Cansado de estar de pie y también de respirar un aire tan pobre en oxígeno, me dejé caer sobre la tierra desnuda y crucé las piernas como un indio frente a la misma valla de alambres, sin importarme si las hormigas gigantes me subían por las piernas. Estaba harto de no comprender y me daba lo mismo si la catedrática, o cualquiera, pasaba por allí y me veía tirado en el suelo como un visitante grosero. Jabba y Proxi se habían alejado para escudriñar desde una cierta distancia, pero yo estaba sentado casi debajo de la Puerta y no pensaba moverme más. Hastiado por haber llegado hasta allí para acabar fracasando, levanté la mirada hacia el dios como esperando que él me aclarara el entuerto.
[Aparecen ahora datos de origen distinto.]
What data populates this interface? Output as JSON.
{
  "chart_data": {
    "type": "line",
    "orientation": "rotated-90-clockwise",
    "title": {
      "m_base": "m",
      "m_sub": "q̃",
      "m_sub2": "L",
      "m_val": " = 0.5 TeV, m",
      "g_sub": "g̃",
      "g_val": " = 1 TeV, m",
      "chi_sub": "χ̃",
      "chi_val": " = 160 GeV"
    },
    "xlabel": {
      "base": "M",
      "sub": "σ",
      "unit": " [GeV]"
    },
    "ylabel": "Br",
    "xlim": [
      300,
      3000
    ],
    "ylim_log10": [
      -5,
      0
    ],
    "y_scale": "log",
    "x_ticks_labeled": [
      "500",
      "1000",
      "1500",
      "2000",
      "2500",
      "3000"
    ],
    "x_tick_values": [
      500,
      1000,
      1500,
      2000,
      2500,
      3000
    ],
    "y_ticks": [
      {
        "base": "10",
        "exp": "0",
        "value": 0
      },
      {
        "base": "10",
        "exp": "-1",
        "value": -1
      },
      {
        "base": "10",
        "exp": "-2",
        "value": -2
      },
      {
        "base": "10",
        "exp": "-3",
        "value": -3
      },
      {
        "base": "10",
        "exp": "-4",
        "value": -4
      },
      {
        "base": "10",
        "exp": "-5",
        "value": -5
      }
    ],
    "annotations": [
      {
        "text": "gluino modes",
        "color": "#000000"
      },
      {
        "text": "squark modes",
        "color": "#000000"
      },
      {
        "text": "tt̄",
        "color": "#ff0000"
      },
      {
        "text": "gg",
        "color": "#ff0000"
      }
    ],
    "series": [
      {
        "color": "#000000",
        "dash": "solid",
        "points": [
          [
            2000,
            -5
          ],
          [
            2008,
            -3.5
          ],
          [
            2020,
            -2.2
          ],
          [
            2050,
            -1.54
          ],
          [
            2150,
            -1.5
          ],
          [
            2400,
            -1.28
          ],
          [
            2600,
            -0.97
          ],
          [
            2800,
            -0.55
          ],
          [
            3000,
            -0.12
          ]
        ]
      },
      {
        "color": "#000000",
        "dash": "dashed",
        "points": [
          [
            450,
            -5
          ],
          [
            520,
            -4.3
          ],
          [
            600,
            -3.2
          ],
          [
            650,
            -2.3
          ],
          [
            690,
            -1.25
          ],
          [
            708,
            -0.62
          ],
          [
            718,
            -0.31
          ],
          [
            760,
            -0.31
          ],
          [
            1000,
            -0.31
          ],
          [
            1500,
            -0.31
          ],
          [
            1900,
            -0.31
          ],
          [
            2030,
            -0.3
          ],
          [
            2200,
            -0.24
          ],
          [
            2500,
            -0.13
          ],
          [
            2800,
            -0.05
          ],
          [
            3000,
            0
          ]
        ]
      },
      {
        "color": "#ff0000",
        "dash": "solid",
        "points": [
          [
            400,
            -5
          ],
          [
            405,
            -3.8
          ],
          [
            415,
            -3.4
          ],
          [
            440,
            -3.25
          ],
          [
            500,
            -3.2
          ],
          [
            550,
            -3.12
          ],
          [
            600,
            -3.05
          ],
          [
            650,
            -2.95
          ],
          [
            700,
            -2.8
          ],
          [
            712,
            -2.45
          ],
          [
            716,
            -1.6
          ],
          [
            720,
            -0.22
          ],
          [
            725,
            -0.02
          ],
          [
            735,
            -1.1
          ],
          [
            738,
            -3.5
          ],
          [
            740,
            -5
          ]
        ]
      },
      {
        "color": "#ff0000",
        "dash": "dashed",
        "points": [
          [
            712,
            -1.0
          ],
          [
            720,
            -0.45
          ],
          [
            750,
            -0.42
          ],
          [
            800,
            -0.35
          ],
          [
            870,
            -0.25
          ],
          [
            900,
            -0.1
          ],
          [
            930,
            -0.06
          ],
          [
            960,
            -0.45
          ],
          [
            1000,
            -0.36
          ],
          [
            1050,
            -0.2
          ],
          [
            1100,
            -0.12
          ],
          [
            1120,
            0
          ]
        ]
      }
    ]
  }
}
Y lo hizo. Fue un chispazo de comprensión, un deslumbramiento. El lugar en el que estaba sentado me colocaba casi a los pies de Thunupa y, al mirar hacia arriba, de repente, la perspectiva de la puerta cambió, ofreciéndome una nueva imagen del dios que, inesperadamente, lo aclaraba todo. ¿Cómo no se nos había ocurrido antes? ¡Había que suplicar!
– ¡Hay que suplicar! -grité, como un loco-. ¡Venid, venid! La clave está aquí. ¡Hay que suplicar la ayuda del dios!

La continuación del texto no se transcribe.